Instant Pot Bisibelabath

Ingredients
- 2 Tbsp. (30 mL) vegetable oil, divided
- 2 Tbsp. (30 mL) unsweetened coconut flakes
- 1 ½ Tbsp. (22 mL) coriander seeds
- 1 ½ Tbsp. (22 mL) dried chana dal
- 5 black peppercorns
- Pinch fenugreek seeds
- 1 (2-inch or 5-cm) cinnamon stick
- 3 whole cloves
- Pinch asafoetida (optional)
- 1 dried red chile, crushed
- 1 onion, chopped
- 1 Tbsp. (15 mL) kosher salt
- 2 green chiles, minced
- 2 tsp. (10 mL) ground turmeric
- 1 tsp. (5 mL) yellow mustard seeds
- 1 cup (250 mL) white basmati rice, rinsed
- 1 cup (250 mL) dried lentils (toor or masoor dal)

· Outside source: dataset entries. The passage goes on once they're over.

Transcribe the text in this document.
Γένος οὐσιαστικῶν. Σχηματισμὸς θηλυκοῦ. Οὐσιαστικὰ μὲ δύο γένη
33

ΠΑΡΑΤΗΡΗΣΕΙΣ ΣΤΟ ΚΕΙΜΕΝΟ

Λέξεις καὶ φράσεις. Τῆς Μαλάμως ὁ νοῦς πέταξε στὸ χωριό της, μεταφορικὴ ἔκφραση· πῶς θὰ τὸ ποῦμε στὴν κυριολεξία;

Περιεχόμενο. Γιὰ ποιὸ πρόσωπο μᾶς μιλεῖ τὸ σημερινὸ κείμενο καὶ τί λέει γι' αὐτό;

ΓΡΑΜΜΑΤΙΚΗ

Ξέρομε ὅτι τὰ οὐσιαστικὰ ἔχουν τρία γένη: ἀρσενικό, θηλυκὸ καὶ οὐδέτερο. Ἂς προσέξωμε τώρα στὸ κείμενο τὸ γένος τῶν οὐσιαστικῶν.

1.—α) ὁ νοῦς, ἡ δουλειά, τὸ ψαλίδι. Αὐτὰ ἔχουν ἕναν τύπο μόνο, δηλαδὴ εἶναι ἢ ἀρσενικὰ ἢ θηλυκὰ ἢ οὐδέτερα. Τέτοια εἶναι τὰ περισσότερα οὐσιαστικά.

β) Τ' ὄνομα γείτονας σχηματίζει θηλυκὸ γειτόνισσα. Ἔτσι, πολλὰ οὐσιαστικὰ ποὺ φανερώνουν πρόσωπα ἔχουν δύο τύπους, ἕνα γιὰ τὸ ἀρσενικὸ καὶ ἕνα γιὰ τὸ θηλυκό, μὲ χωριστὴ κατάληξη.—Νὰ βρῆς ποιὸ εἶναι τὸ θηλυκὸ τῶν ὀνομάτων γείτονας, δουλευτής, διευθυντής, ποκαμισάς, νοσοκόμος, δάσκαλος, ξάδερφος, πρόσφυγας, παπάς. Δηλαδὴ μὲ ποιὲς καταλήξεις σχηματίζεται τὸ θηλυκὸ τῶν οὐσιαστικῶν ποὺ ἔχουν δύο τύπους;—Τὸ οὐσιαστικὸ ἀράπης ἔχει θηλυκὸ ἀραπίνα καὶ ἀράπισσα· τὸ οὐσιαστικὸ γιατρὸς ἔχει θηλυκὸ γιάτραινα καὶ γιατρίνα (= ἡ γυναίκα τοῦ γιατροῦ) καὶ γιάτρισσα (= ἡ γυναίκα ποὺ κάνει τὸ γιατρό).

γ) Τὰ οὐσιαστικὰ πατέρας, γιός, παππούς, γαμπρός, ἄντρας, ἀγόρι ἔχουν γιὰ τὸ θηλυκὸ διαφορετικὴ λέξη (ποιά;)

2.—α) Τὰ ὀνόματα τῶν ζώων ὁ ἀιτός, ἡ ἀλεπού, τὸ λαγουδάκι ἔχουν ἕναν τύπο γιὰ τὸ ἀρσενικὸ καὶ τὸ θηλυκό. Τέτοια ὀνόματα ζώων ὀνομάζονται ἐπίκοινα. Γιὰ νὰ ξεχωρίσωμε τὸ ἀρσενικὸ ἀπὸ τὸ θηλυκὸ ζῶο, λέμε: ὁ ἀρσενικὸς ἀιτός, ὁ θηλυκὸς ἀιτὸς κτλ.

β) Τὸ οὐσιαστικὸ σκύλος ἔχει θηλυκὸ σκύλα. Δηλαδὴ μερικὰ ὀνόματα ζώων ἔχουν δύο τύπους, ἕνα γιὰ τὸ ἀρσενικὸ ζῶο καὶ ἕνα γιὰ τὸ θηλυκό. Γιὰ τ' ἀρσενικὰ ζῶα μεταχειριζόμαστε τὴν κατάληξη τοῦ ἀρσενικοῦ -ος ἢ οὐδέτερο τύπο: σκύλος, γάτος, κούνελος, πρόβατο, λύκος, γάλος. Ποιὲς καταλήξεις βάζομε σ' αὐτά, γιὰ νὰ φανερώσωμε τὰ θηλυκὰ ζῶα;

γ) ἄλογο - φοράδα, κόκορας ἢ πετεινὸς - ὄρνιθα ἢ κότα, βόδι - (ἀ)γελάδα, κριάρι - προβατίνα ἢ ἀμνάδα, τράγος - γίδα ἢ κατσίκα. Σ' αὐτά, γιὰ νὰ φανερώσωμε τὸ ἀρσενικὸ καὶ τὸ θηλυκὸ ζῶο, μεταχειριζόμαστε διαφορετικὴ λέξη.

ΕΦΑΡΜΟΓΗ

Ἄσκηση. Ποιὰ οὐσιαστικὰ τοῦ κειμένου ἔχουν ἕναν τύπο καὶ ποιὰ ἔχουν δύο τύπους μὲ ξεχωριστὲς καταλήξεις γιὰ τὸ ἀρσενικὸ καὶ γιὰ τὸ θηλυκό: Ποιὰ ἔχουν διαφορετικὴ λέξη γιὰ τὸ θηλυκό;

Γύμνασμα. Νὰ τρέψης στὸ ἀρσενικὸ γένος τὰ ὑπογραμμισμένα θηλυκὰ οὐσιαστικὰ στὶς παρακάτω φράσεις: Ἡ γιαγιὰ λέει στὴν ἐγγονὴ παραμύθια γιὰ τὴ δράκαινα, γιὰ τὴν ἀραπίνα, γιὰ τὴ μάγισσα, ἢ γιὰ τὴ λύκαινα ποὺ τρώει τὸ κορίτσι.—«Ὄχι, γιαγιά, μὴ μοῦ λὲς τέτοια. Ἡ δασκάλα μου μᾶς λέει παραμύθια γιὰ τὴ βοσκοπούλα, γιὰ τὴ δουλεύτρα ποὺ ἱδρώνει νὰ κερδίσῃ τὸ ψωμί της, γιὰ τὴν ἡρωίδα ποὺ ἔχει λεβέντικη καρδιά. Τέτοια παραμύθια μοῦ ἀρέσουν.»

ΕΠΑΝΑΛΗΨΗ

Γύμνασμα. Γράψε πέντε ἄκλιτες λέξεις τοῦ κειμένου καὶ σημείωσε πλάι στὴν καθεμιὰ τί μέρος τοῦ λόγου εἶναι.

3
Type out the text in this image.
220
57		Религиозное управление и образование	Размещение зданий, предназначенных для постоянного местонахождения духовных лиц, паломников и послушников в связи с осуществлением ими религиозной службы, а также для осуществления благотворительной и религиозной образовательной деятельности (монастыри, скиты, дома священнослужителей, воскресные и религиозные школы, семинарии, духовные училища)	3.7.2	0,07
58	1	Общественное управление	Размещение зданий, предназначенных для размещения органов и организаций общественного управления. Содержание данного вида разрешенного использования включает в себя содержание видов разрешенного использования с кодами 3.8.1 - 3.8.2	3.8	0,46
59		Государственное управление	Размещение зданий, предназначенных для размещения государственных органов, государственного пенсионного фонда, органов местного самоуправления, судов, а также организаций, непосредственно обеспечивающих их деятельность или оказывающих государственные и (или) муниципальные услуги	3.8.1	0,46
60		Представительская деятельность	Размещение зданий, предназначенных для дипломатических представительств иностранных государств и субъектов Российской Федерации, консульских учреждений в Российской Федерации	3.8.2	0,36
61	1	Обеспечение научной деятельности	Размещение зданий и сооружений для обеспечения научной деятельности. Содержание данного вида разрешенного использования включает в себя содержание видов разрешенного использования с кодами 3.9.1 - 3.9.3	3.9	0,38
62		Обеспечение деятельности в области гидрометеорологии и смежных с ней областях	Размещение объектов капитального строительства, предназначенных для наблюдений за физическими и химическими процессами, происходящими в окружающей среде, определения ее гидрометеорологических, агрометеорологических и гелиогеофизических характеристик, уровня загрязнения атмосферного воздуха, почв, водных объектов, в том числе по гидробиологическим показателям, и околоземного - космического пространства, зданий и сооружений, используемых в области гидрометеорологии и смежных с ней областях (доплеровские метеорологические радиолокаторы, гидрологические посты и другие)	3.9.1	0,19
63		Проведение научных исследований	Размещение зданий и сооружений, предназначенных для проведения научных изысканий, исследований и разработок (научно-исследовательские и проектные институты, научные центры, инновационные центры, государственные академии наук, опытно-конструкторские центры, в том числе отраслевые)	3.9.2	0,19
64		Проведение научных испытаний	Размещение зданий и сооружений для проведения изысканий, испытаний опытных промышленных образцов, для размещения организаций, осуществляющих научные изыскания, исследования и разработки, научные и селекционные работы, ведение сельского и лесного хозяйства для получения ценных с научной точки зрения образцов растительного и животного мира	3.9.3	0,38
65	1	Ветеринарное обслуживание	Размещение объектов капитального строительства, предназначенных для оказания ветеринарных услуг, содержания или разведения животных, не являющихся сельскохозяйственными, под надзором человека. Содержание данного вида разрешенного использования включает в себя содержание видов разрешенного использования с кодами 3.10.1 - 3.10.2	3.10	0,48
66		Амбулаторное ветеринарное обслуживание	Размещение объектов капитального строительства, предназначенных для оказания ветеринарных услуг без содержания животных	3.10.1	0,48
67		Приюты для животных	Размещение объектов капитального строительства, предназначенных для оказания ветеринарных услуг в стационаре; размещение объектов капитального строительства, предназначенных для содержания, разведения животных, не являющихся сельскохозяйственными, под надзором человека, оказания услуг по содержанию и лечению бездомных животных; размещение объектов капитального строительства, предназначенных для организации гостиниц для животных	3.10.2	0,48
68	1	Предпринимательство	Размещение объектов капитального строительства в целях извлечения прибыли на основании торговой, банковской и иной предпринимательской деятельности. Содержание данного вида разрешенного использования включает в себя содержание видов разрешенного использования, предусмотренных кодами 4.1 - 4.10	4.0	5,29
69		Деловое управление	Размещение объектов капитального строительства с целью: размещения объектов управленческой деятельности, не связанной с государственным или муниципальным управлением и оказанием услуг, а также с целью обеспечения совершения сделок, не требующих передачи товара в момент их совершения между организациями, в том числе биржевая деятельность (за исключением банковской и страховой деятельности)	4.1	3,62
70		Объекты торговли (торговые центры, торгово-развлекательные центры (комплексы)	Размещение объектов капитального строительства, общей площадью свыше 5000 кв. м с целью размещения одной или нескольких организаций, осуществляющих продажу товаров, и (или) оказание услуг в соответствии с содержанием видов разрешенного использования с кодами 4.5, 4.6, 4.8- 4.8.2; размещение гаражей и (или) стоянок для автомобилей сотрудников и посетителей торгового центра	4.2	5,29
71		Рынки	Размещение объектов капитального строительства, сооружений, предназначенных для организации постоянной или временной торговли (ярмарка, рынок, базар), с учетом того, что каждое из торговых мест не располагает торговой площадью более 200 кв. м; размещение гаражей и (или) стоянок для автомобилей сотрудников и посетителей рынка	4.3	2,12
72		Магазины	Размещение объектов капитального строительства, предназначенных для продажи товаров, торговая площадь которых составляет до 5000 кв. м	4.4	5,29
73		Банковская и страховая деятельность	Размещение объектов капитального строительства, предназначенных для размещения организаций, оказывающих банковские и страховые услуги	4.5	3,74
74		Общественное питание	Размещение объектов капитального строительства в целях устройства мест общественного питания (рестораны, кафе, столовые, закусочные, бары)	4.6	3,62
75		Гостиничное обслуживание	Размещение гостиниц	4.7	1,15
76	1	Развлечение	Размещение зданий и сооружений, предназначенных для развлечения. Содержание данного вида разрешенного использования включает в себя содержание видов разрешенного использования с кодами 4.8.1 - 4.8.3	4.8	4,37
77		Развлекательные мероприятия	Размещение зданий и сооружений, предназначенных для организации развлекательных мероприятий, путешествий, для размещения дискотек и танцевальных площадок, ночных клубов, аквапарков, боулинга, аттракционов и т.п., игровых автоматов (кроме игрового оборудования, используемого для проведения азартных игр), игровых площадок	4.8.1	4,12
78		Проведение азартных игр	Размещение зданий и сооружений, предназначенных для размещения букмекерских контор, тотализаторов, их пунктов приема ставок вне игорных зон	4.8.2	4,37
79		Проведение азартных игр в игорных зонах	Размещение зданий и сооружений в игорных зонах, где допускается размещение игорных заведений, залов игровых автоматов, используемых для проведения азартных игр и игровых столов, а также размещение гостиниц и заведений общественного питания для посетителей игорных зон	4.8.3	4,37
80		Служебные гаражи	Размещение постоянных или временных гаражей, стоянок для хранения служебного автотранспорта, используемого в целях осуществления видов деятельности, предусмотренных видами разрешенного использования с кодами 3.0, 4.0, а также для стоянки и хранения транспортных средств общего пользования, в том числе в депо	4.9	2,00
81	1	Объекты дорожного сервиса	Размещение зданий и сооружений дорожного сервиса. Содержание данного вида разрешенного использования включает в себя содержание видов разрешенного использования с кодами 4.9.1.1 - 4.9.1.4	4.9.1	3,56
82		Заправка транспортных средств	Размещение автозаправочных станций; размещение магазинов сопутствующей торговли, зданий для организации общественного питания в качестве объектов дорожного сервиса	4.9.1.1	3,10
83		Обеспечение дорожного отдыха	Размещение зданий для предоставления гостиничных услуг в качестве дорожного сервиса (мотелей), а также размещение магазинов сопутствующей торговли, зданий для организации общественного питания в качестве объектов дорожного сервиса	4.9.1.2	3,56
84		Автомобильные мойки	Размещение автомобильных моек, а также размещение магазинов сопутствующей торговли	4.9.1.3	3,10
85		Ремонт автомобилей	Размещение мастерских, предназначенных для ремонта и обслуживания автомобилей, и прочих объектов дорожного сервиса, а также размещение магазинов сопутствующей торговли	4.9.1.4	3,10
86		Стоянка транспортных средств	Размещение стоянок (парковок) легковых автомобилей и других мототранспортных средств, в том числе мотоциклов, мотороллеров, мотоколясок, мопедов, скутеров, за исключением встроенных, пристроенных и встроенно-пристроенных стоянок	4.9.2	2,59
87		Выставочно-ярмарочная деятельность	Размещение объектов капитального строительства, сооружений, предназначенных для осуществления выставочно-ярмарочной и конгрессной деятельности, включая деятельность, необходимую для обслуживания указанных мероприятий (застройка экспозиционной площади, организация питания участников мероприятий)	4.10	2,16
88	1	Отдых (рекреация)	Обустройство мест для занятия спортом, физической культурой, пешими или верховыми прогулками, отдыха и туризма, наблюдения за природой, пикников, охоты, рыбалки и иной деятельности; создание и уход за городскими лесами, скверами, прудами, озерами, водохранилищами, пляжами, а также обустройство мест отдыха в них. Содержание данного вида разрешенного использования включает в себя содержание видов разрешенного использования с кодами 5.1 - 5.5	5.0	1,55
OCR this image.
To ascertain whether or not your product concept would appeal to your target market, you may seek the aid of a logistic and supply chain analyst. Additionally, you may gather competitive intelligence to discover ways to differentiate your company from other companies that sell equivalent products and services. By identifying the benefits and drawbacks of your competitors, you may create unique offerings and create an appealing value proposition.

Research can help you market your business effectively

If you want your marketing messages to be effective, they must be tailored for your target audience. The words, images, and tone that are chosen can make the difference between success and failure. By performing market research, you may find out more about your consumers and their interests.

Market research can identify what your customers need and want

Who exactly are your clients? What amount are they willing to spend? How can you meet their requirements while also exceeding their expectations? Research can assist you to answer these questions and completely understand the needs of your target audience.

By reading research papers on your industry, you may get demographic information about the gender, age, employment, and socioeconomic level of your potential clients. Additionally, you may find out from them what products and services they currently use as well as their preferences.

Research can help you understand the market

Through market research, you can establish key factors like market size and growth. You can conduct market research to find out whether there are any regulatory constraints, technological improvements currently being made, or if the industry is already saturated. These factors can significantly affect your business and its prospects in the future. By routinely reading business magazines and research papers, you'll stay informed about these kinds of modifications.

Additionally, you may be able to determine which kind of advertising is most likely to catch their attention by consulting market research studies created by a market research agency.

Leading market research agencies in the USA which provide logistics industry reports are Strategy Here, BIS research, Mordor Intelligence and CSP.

- 2 cups (500 mL) chopped trimmed acorn or butternut squash
- 2 cups (500 mL) chopped mustard greens (see Cooks' Note)
- 2 cups (500 mL) no-added-salt vegetable broth or water
- Special Equipment: Coffee/spice grinder
Instructions
- Using the Sauté function on High, heat 1 teaspoon (5 mL) oil in the inner pot for 1 minute, until shimmering. Add the coconut, coriander seeds, chana dal, peppercorns, fenugreek seeds, cinnamon stick, cloves, asafoetida (if using) and dried chile; cook for about 2 minutes, until fragrant. Transfer the mixture to a clean coffee/spice grinder and grind to a powder.
- Using the Sauté function on High, heat the remaining 5 teaspoons (25 mL) oil in the inner pot for 1 minute, until shimmering. Add the onion, salt, green chiles, turmeric and mustard seeds; cook for about 2 minutes, until the mustard seeds begin to pop. Add the rice, lentils, squash, and mustard greens; stir to combine. Stir in the toasted spices, then the broth. Secure the lid and cook on high pressure for 3 minutes.
- Once the cooking is complete, let the pressure release naturally for 10 minutes, then quick-release the remaining pressure.
- Remove the lid and stir. Transfer to a bowl; serve.
- If you can’t find mustard greens, use turnip greens, kale or any other sturdy greens.